Now this was eight or nine years ago. I will be interested to see what is being used today.
Thank you for sharing the story. Security fences are still being used today but companies are transitioning from the expensive security fences to the integration of electronic access control, monitoring and management systems at the data center cabinet level. In high security areas involving fences, it is often necessary for employees to accompany outside contractors to the secured server to ensure the contractor gains access only to specified enclosures. Mechatronic access control, monitoring and management systems like E-LINE by DIRAK eliminates the need for an escort allowing employees to be more productive with their time and reduce costs.
For most data centers, old physical security technology is being used (video cameras, security fences, security guards, etc). Most data center rooms are secured with palm readers, proximity card readers and keyed locks. However, the server racks and enclosures housing data and critical assets are left unsecured within the rooms. Hackers which include trusted employees, contractors and so on can still get access to the cabinet level even with perimeter security, building security and room security in place. A company may never know when a security breach happened if an access control, monitoring and management system is not in place at the rack or enclosure level.
E-LINE by DIRAK is a mechatronic security system designed to give a high level of security at the rack or enclosure for indoor and outdoor applications. It controls access to individual racks and enclosures, monitors when individuals have access and provides a complete audit trail. It is based on RFID transponder technology allowing all access to be identified and authorized. The E-LINE by DIRAK swing handles can be accessed with an authorized RFID card and a DIRAK supplied battery pack plugged in during a power failure or server down (Reader module stores up to 500 events). This insures complete chain-of-custody.

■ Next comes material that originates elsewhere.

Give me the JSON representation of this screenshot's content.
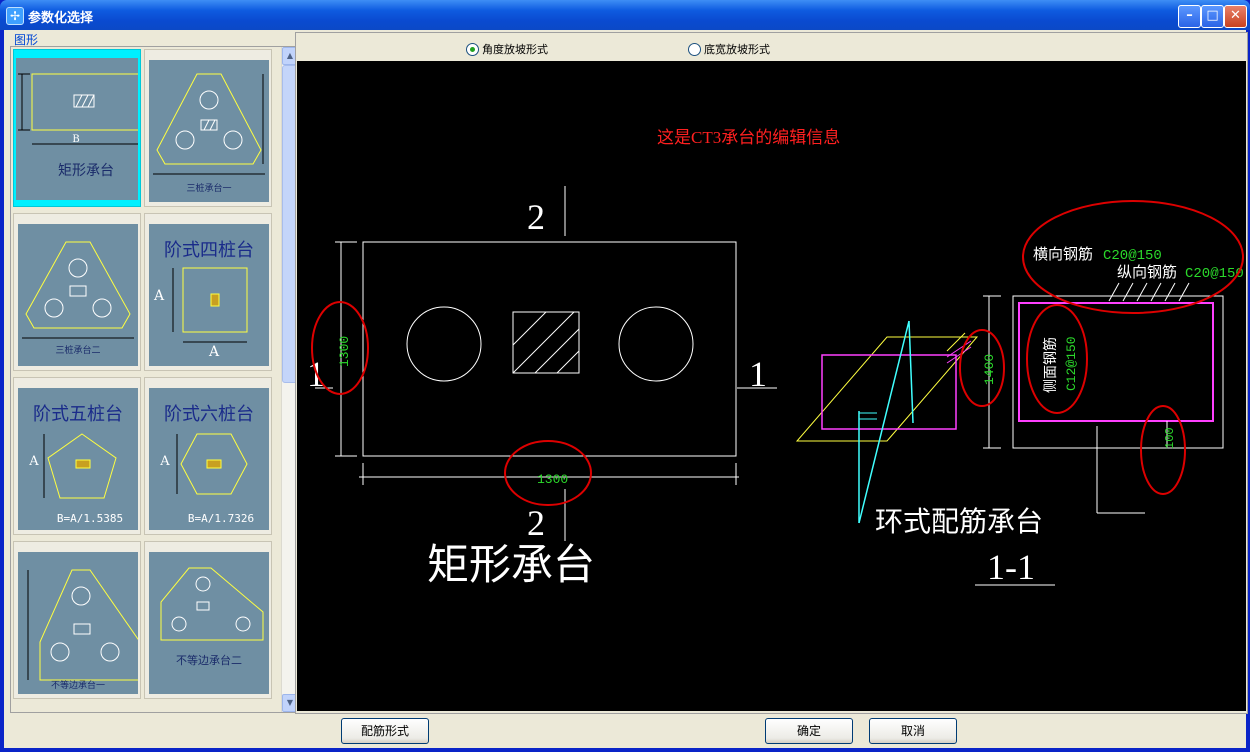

Additional levels of security are integrated into E-LINE by DIRAK including "Four Eyes" Principle where the electronic swing handle device can only be opened when two users provide appropriate authorization at the same time to access the rack. Higher levels of security using Two-factor authentication which can include the use of biometric finger print scanners to access the rack or enclosure is available. Accessories including video cameras can also be tied into the system.
Today, companies have been more focused on cyber security from outside threats and less focused on the increased insider physical security threats. We are seeing an exponential growth of electronic data and critical assets stored on servers in data centers especially with the expansion of cloud services. This growth will continue to increase at a rapid rate over the next 5 to 10 years. Hackers and thieves continually innovate so there is a greater need to invest in physical security at the rack or enclosure level to protect critical data and assets to insure companies have a resilient system in place and are in compliance with many of the regulatory compliance standards including HIPAA, PCI DSS, FISMA and Sarbanes-Oxley.
The one thing that's missing from the list is having a reliable backup system. All of this falls apart if it cannot be maintained during any sort of system failure (power, equipment, software and other). It is often the anomalies that can give access where it would not otherwise be available.
From the items on the list, I still think that the audit ability is one of the most important. A person with a less than honorable intension may not worry as much if it is found that "something" was done, especially if his plan is a hit-and-run. However, if it can be traced back to give him some uncomfortable questions, that might very well keep anything from happening in the first place.